Gianni De Rosa

Personal information
- Full name: Giovanni De Rosa
- Date of birth: 19 September 1956
- Place of birth: Cerignola, Italy
- Date of death: 2 August 2008 (aged 51)
- Place of death: Rimini, Italy
- Height: 1.77 m (5 ft 9+1⁄2 in)
- Position: Striker

Youth career
- AC Milan

Senior career*
- Years: Team / Apps / (Gls)
- 1974–1977: Lecco / 20 / (2)
- 1976–1977: → Massese (loan) / 29 / (11)
- 1977–1980: Ternana / 78 / (15)
- 1980–1981: Perugia / 22 / (4)
- 1981: Como / 6 / (1)
- 1981–1983: Palermo / 61 / (29)
- 1983–1984: Napoli / ? / (?)
- 1984–1986: Cagliari / ? / (?)
- 1986–?: Rimini / ? / (?)

= Gianni De Rosa =

Italian footballer

Giovanni "Gianni" De Rosa (19 September 1956 – 2 August 2008) was an Italian football striker who played at Serie A level with Napoli, Como and Perugia, also winning a Serie B topscorer title in 1981 as a Palermo player.

==Career==
Born in Cerignola, Province of Foggia, he made his professional debut in 1974 with Serie C side Lecco.

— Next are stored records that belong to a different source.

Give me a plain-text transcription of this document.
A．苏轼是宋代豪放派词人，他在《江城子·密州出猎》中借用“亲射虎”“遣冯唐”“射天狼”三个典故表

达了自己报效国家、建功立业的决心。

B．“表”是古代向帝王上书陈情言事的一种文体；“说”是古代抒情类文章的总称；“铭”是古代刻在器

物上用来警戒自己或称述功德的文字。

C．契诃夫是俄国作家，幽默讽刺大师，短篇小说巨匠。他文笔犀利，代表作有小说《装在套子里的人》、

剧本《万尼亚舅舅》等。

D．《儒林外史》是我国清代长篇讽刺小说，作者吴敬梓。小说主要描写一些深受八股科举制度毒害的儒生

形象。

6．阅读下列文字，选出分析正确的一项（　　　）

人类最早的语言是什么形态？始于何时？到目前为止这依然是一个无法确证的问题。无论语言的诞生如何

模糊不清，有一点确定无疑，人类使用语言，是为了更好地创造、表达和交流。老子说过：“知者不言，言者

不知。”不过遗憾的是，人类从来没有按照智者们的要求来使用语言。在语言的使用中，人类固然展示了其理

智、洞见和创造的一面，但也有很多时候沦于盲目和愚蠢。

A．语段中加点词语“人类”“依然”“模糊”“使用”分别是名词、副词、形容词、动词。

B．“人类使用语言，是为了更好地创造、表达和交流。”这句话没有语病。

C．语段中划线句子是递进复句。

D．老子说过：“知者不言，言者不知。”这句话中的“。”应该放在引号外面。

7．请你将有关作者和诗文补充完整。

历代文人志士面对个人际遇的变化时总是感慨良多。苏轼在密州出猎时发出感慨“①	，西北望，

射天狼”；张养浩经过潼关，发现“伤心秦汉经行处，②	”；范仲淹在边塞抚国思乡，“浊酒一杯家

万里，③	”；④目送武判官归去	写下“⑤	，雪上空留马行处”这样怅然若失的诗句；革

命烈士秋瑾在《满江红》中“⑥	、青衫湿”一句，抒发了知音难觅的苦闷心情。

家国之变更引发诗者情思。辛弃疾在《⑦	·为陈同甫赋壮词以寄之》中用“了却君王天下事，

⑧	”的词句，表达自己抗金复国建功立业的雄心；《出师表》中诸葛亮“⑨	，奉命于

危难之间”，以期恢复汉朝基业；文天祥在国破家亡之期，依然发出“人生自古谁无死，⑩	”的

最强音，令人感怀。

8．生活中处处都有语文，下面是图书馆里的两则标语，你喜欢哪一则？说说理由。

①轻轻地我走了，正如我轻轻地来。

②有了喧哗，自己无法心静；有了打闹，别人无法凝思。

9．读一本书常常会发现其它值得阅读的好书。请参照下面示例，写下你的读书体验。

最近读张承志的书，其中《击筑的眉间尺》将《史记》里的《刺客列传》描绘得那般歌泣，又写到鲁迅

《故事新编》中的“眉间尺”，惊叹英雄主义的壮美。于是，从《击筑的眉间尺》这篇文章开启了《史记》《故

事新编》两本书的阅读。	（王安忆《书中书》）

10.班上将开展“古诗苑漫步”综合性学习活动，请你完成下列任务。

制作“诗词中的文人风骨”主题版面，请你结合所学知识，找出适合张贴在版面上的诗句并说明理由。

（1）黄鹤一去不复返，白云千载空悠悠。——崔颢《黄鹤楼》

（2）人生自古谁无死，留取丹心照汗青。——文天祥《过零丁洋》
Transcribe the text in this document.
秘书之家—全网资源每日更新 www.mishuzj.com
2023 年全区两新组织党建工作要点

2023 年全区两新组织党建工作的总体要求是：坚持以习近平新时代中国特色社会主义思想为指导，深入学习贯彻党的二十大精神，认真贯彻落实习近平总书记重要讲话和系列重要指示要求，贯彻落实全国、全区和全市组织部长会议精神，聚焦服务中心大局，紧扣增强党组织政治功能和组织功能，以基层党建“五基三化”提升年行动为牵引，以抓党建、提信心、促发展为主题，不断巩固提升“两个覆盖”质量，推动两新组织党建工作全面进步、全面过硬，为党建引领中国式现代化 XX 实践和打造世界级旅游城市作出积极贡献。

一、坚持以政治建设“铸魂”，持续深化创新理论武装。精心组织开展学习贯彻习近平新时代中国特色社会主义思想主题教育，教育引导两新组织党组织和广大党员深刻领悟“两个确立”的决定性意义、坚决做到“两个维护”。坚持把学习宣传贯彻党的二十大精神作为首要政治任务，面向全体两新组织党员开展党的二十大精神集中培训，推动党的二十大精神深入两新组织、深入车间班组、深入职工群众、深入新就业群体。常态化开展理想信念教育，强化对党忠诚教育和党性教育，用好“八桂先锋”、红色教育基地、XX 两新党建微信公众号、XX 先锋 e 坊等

After a season out on loan at Massese, he was signed by Ternana, where he spent three seasons. In 1980, he made his Serie A debut with Perugia. After a short spell with Como, he was signed by Serie B club Palermo, where he spent two successful seasons, scoring a total of 29 goals and winning a top scorer title in 1981. He then returned to the Italian top flight in 1983, with Napoli, where he spent a single season before moving to Cagliari. He then finally moved to Rimini in his final appearance as a professional player. After his retirement, he settled in Riccione.

Gianni De Rosa died on 2 August 2008, in a road accident in Rimini, as his motorcycle was struck by a bus at night.